Yesterday I was talking with my friends about bands you probably wouldn't know and we had just got a small bite to eat at Daniel's Organic Bar, and Robyn's going off on current events and shit, when I started thinking about just how much a spiritual journey we're all on. And it's good to have friends though it all, even though we don't ever really HAVE friends, just others we find on the path. And as I walked and thought about just being, I was so euphoric knowing they were thinking the same thing. But then I spilled some of my sprout and tomato sandwich on my shirt, right on the v-neck, and got the necklace I took from my grandpa's World War II military chest stained as well.
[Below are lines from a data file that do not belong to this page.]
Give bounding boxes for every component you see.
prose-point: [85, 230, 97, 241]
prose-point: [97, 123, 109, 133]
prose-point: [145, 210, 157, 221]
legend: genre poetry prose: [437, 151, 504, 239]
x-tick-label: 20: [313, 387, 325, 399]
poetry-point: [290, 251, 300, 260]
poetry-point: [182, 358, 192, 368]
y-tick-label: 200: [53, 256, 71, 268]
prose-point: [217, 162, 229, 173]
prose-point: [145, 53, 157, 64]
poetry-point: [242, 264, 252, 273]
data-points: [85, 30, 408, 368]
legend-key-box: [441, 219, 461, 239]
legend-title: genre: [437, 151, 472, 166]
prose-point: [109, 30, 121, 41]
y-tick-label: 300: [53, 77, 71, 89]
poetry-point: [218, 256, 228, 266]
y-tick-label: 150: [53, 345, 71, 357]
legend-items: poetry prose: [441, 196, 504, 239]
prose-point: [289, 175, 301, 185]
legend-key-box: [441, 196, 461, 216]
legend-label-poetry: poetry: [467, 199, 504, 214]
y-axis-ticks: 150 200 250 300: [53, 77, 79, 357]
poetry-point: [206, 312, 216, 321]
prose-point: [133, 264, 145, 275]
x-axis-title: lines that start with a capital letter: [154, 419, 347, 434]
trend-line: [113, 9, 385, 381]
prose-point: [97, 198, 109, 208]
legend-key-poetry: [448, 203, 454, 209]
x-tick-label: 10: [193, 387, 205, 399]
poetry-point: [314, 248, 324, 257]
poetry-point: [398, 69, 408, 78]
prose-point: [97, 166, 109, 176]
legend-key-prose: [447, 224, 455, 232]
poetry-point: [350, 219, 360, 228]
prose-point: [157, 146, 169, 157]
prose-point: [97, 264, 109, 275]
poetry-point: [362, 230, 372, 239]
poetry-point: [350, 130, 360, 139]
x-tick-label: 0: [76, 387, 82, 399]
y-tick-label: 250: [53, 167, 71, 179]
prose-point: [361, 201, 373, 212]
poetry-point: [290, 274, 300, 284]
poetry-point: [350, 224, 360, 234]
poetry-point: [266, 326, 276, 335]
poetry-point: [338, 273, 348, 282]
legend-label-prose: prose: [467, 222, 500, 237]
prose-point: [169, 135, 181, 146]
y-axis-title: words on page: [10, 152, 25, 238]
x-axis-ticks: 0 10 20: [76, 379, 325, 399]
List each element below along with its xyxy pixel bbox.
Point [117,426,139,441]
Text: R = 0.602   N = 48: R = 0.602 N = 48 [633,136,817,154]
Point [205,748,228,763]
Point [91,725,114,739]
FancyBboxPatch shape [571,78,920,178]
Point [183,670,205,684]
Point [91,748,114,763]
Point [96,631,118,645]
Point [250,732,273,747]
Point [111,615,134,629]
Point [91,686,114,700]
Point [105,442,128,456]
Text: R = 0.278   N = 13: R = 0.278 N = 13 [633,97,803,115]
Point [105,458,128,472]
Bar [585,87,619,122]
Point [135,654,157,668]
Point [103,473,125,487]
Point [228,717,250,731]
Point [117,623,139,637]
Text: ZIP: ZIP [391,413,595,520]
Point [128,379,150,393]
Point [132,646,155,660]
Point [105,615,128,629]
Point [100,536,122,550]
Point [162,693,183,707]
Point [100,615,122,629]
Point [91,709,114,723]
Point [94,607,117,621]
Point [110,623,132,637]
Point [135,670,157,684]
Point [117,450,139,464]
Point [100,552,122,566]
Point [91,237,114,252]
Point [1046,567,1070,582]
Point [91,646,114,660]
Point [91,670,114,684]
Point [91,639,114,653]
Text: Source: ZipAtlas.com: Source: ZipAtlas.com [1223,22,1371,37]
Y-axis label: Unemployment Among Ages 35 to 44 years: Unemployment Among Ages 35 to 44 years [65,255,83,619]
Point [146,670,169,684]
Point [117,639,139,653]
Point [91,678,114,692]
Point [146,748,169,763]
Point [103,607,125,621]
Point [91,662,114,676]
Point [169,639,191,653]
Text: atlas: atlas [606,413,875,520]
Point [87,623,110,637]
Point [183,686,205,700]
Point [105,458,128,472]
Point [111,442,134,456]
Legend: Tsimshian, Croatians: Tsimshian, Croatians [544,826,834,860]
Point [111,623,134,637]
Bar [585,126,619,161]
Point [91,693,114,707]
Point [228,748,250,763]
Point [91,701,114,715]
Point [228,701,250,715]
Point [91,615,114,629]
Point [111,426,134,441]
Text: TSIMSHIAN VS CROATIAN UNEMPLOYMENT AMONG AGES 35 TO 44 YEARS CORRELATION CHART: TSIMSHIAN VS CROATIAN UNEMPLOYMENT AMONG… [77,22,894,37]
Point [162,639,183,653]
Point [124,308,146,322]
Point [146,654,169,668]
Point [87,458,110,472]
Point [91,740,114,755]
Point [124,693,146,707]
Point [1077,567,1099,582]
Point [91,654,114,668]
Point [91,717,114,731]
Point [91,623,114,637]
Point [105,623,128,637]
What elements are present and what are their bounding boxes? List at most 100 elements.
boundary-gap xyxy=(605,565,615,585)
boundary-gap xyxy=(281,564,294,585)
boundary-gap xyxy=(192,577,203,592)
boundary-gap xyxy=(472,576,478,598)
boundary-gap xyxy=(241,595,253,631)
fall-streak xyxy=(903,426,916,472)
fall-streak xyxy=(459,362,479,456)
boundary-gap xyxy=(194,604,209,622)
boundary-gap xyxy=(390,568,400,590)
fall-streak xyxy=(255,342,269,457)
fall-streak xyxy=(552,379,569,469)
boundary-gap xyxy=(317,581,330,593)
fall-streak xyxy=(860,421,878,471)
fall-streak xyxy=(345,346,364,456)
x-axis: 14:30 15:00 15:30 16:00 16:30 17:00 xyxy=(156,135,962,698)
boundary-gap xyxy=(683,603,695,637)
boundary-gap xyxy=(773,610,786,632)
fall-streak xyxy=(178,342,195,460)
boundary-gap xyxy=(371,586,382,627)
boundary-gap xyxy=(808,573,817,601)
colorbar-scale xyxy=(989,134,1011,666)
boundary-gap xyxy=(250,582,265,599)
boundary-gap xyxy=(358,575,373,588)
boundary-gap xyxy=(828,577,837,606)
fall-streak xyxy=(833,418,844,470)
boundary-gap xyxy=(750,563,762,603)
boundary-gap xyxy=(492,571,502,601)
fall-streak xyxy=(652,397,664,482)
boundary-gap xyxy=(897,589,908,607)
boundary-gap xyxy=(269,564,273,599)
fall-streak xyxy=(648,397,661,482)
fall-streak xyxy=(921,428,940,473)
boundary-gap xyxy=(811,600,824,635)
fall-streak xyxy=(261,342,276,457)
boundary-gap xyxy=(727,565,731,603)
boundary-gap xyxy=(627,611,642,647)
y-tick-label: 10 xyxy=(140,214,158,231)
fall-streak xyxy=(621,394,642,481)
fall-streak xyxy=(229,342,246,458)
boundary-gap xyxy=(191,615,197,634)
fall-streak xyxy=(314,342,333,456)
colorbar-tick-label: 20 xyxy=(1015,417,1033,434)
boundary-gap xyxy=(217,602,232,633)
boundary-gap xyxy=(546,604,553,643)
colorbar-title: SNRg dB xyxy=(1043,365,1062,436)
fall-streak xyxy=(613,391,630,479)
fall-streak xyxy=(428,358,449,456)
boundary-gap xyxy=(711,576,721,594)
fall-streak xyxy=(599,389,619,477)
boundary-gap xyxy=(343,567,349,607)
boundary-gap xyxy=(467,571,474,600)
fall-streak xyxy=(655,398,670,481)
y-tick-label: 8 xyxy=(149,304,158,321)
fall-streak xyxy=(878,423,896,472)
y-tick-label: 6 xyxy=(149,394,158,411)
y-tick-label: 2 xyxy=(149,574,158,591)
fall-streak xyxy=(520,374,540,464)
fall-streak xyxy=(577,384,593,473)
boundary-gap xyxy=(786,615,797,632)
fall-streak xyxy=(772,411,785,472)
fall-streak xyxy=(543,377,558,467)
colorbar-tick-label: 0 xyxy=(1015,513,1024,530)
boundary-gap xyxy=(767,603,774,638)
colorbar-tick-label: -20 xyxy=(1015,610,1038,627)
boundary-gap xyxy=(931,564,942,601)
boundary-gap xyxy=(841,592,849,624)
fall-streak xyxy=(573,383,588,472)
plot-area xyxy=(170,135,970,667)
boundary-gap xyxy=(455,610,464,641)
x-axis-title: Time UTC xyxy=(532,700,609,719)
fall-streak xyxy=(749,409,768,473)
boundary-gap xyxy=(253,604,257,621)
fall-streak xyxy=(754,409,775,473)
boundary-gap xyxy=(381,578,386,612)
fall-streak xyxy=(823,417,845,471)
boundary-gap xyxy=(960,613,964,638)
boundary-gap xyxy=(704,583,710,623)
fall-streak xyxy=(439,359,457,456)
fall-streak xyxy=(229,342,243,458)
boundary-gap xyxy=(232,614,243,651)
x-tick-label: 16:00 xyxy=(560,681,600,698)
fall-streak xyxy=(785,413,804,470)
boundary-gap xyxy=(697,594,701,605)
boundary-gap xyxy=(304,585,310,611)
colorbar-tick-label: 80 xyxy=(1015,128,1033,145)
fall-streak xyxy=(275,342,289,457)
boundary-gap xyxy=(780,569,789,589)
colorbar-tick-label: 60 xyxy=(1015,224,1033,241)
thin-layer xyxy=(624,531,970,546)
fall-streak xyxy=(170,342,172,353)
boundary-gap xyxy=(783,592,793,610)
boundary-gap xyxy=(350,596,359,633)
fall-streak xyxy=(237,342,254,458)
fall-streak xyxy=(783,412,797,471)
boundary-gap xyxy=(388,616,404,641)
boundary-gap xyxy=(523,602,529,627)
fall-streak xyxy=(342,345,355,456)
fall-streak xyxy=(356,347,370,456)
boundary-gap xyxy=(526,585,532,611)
The shirt was from some thrift store years back, or maybe it was like from my uncle's high school reunion, I don't remember (that's pretty much the history of all my clothes) but I got super pissed. I would've still been pissed, but this one girl I recognized from my friend's Flickr account was walking towards us. In reality, I didn't care to talk to her, cause I'm in a complicated relationship, but then I saw she had a pierced nose and she WAS uber-fashionable, so I nodded to her and she half-smiled. Turns out she wants to be a clothing designer. I've been monitoring her blog since, and she's got some stellar ideas. I have some too, but I'm seriously too busy working on some paintings and a book I plan on writing when I have more money. So little time, right? I'm just glad she came up and talked to me. She even had an iced vanilla chai tea (no worries, it wasn't Starbucks). I was slightly dazed, though, because when I'm with my crew, I worry sometimes. It's not like we're intimidating, but we probably are, a little. I see how some cats try and join our group, but seriously, since when can anyone just JOIN in, am I right? I don't ostracize, but just because I said I liked your head band doesn't mean you can just take a sip out of the Nantucket Nectars Organic Juice in my hand. And I hate it when I hear some say, "I'm with this group." We're not an effing "group".

My friend Dan bought some $100.00 Puma sneaks the other night. I let him know he's becoming a freaking conformist. I have these tennis hops I got off Rusty, man. No one recognizes them. Probably only exist in Sweden. I still only wear them once a week though. It's summer so I try and be barefoot as much as possible. Chelsea told me when I'm barefoot in my skinny jeans I look like Tunde Adebimpe (TVOTR [TV on the Radio] lead singer). I haven't listened to them like in a month because I've been getting new stuff, stuff you wouldn't know, but I enjoyed hearing that. Anyway, I have to part. It's been over a week, and I need to take some new Facebook profile shots, and they've got a new load of records that came in downtown (can't tell you the name of the place) and I need something new for my circa '59 record player I took from my grandmother. Maybe I'll write again, maybe not. I might have too many art projects to work on.